Her people would die either way.
When the waters ran dry or when the dragon rose to wreak his vengeance.
At least she would be able to see the creature that had haunted her before he took her life.
Was that a more merciful fate, in the end?
I am too far from the sea, dragon. I will never reach you before I am found.
She returned to the horse, the lone saddlebag that had not been removed from its back before the prince accosted her.
A fate she’d known to be wary of, the disquiet that had plagued her the moment the man had “rescued” her from the cell.
“You left me alone in the cell without your great wisdom. Why should I listen to your words now?”
Of course he couldn’t hear her. She was afraid that if she spoke to him, mind to mind, he would see how very close she was to giving in to his desires to set him free.
Ven bent forward, whispered a prayer over the horse’s head, closed the great dark eyes that stared sightlessly up at her.
She pulled the half-empty cask of water from the pommel.
The horse would be found first.
Come morning, if the phai survived and mounted a search against her, the horse would be found first, and her trail followed from its corpse.
Ven forced herself to move away, replaced the scale in her pocket, fought for breath as she slipped the rest of the way down the dune, towards the flat expanse of desert that waited in the valley below. This was not a valley she’d crossed before. It was not near to her home on the coast. She couldn’t say which direction she should be traveling, had simply fled and prayed to find a sanctuary before Emery found her.
The phai Roaca and his ambitions, and she the fool to believe he wanted only her safety.
Ven—
She tightened her arm about her middle, winced from the pressure that both made her ribs ache and helped her breathe at the same time.
All you need is to touch the waters. Come to the waters and I will come to you. I will be free to come to you. I will keep you safe from the male you fear.
I fear you.
He did not respond to her thought.
She trudged forward.
You travel in the wrong direction. I know you fear me, and there is no trust between us, but whatever safety you seek, it is not in the direction you go now.
And what direction is that?
Towards the city made of gold.
She stopped, looked up as though she could see the citadel gleaming
in the distance.
There was nothing but sand.
Her knees gave out and when she fell this time, she could not help the small sob that escaped her lips.
The wind blew through the valley. It kicked up the harsh sands into a whirlwind that swirled around her, tangled her hair before her eyes, scratched at her skin. Ven pulled her ripped jacket over her nose and mouth. Of course, the sand storms would pick up when she was at her weakest.
They will hide your tracks from the humans who chase you.
Yes, but humans were smart enough to know to look beneath the gold.
The dragon shifted, and the sand he laid upon was not nearly as unforgiving as that which stung her eyes.
Not sand. Not just sand.
The silk of her shawl, lost a lifetime ago to the sea, or so it felt, was soft against her belly – his. Her hands dug through the shoal, retrieved the water-logged cloth, pressed it against her face. No, against his face, Ouros. Beneath the waves. Cool and safe in the shelter of the sea. A piece of her he carried with him, as she carried his scale with her.
A current made the cloth wave beneath the waters, its white tale whipping over his snout.
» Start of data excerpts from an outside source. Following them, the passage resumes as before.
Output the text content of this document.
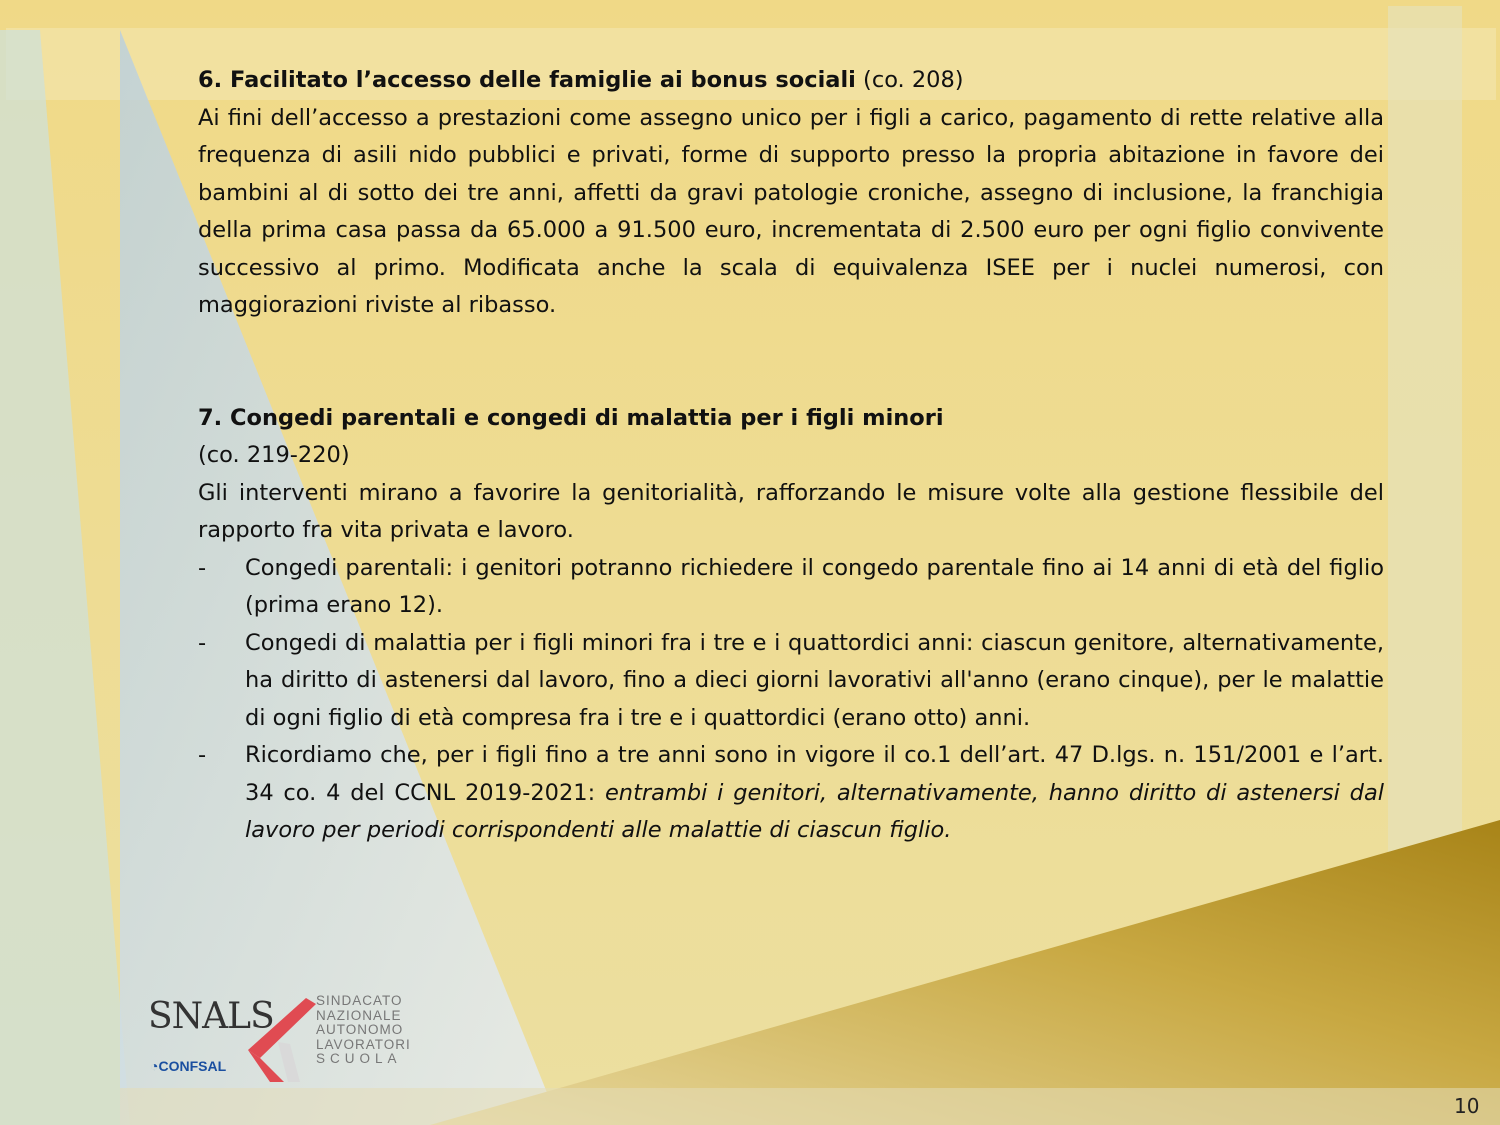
6. Facilitato l’accesso delle famiglie ai bonus sociali (co. 208)

Ai fini dell’accesso a prestazioni come assegno unico per i figli a carico, pagamento di rette relative alla frequenza di asili nido pubblici e privati, forme di supporto presso la propria abitazione in favore dei bambini al di sotto dei tre anni, affetti da gravi patologie croniche, assegno di inclusione, la franchigia della prima casa passa da 65.000 a 91.500 euro, incrementata di 2.500 euro per ogni figlio convivente successivo al primo. Modificata anche la scala di equivalenza ISEE per i nuclei numerosi, con maggiorazioni riviste al ribasso.

7. Congedi parentali e congedi di malattia per i figli minori

(co. 219-220)

Gli interventi mirano a favorire la genitorialità, rafforzando le misure volte alla gestione flessibile del rapporto fra vita privata e lavoro.

- Congedi parentali: i genitori potranno richiedere il congedo parentale fino ai 14 anni di età del figlio (prima erano 12).
- Congedi di malattia per i figli minori fra i tre e i quattordici anni: ciascun genitore, alternativamente, ha diritto di astenersi dal lavoro, fino a dieci giorni lavorativi all'anno (erano cinque), per le malattie di ogni figlio di età compresa fra i tre e i quattordici (erano otto) anni.
- Ricordiamo che, per i figli fino a tre anni sono in vigore il co.1 dell’art. 47 D.lgs. n. 151/2001 e l’art. 34 co. 4 del CCNL 2019-2021: entrambi i genitori, alternativamente, hanno diritto di astenersi dal lavoro per periodi corrispondenti alle malattie di ciascun figlio.
SNALS
◔CONFSAL
SINDACATO
NAZIONALE
AUTONOMO
LAVORATORI
SCUOLA
10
The veil obscured his face for a moment. Only the red of his eyes peered out from behind the pale. Such sad eyes. So lonely. How long he must have suffered in his prison deep beneath the waves.
He blinked, the clear membrane that came down over his iris dimmed the fire in his stare, weakened the connection between them.
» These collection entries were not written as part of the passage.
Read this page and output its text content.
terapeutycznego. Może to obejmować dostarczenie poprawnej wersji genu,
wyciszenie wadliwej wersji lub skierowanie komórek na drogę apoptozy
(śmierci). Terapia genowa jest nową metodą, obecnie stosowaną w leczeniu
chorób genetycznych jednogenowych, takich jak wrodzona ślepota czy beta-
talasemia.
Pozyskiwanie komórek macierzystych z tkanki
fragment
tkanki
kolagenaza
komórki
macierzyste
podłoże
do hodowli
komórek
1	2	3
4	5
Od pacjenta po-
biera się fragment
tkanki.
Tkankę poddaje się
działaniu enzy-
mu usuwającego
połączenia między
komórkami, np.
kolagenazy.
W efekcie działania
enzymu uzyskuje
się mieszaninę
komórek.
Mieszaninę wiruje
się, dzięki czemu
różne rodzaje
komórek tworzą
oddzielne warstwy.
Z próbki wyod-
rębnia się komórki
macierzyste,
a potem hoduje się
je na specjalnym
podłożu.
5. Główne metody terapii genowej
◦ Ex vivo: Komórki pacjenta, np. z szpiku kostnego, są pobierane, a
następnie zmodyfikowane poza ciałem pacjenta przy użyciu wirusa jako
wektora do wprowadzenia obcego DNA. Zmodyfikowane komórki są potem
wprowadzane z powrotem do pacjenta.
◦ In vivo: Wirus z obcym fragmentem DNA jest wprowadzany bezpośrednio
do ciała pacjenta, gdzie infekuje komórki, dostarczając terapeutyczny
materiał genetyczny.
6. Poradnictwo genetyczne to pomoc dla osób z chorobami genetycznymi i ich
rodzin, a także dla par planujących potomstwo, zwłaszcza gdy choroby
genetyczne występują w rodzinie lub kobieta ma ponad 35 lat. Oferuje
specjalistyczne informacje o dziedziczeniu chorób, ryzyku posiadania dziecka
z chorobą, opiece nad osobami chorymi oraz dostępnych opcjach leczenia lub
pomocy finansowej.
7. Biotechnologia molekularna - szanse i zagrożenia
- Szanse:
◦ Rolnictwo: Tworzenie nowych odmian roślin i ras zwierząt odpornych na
Not a weakening, but a consideration.
She felt the sigh he released as though it came from her own chest.
Come to me, witchling, and I swear upon the storms you fear so much, that I will cause you no harm.
Go to him…but she didn’t have to release him if she went…like the lie would make the decision she’d already made untrue.
I will not make it with or without your promise of safety, Ouros.
She would not make it another foot, not as she was now.
Chapter Twenty-Two
You have to, Havence; I have nothing left I can give you.
He felt her frown, even if he could not see it. The words were there in her mind, even if she didn’t’ direct them to him: give her what?